Derek was dashing about with coffee and papers everywhere, all of a flutter with excitement.

‘The
Mirror
called!’ he shouted excitedly as soon as Katie and Harry walked through the door.

‘The who?’ said Harry, but Katie had already shot forward immediately.

‘Really?’

‘Aye! They’re calling it the Braveheart Barricade. They want to know if we’re going to show them our arses and paint our faces blue. Apparently if we do, they’ll send a photographer.’

‘This is good,’ said Katie. ‘This is
very
good.’

‘Really? Arses and things?’

‘I don’t mean it like that! No, it’s good that we’ve got a national paper interested already.’

‘And the
Herald
and the
Scotsman,’
said Derek.
‘Mirror’s
more of a foreign paper really. And the
Scotsman
didn’t ask us to take our pants off.’

‘Standards aren’t slipping as much as I’d thought,’ said Katie. ‘This is exactly what we need. If we get enough attention, they’ll back down.’

‘Are you sure about that?’

‘It’s just one strategy,’ said Katie. ‘Really, we’re fighting to the death.’

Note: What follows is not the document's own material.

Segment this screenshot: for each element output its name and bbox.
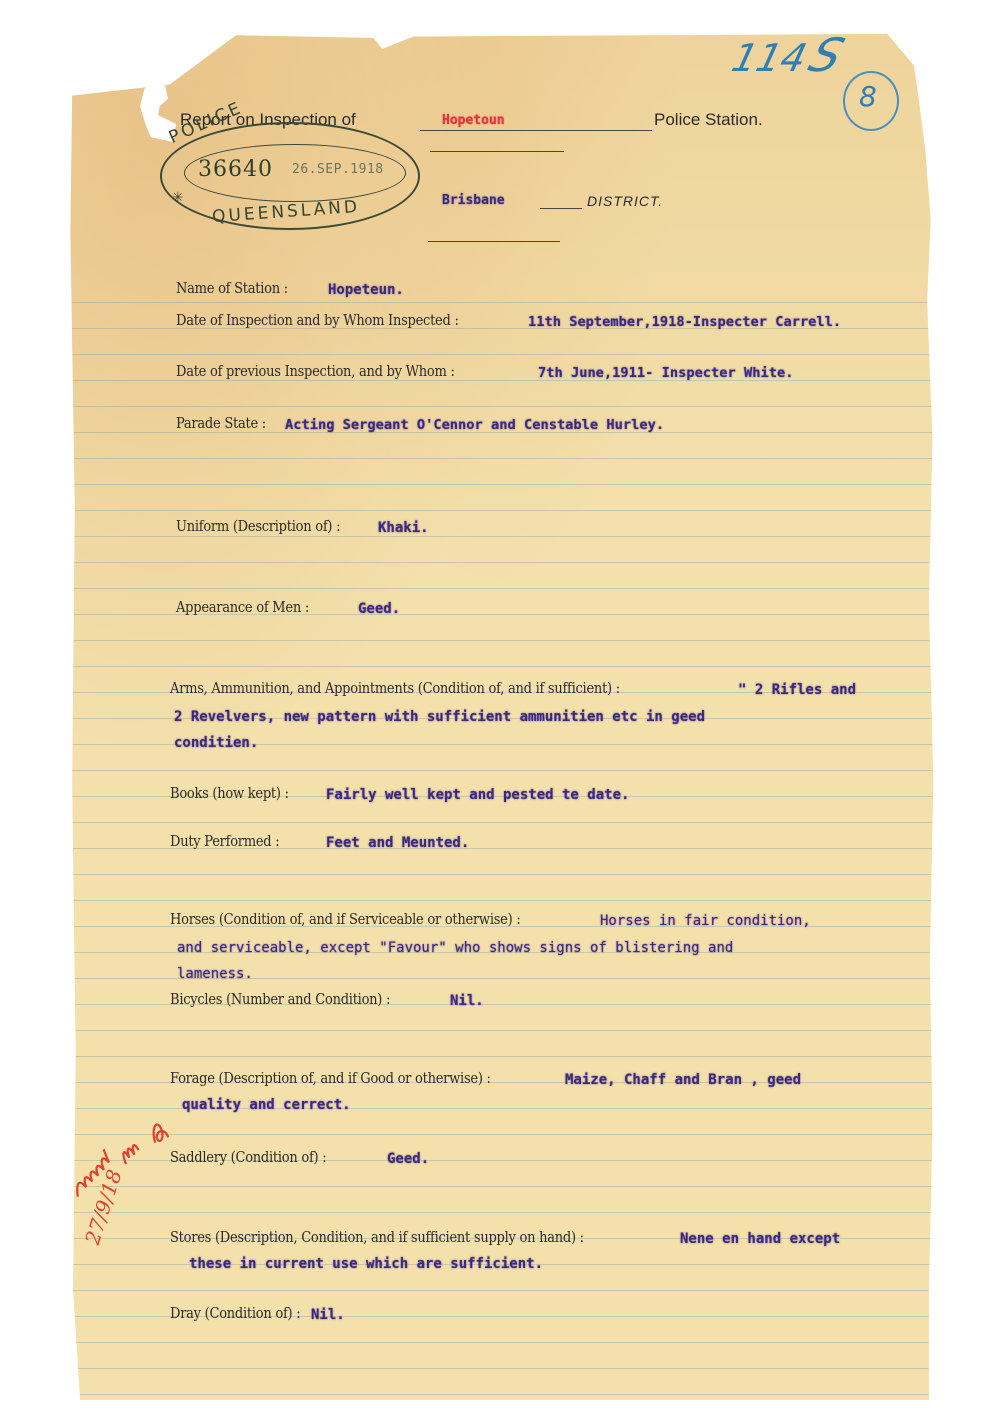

She picked up a notepad and a pen.

‘OK,’ she said. She felt good, at last, she felt in control; that she had a mandate, she had something to do and, best of all, she had a clipboard.

‘First, here’s a quick plan A. Harry, what do you think the chances are of you just phoning up the guys who want to build this stupid golf course, tell them we’re going to spend the next six months giving them hell so they should do it in Surrey instead, and hoping they leave us alone?’

‘Absolutely none.’

‘Don’t be stupid,’ said Katie. ‘You never know. Tell them about the arses and stuff.’

‘No,’ said Harry. ‘It won’t work.’

‘Why not? Are you going to be really pig-headed about everything?’

‘I’m not the pig-headed one,’ said Harry.

‘What do you mean?’

‘I don’t know. You should ask
Iain.’

‘Why?’ asked Katie.

‘Because it’s his dad who wants to build the fucking thing.’

Katie’s horrid instant coffee had gone cold as she digested this bombshell.

Unfortunately Derek noticed right away and dashed off to make her another one. He really was an incredibly good non-secretary.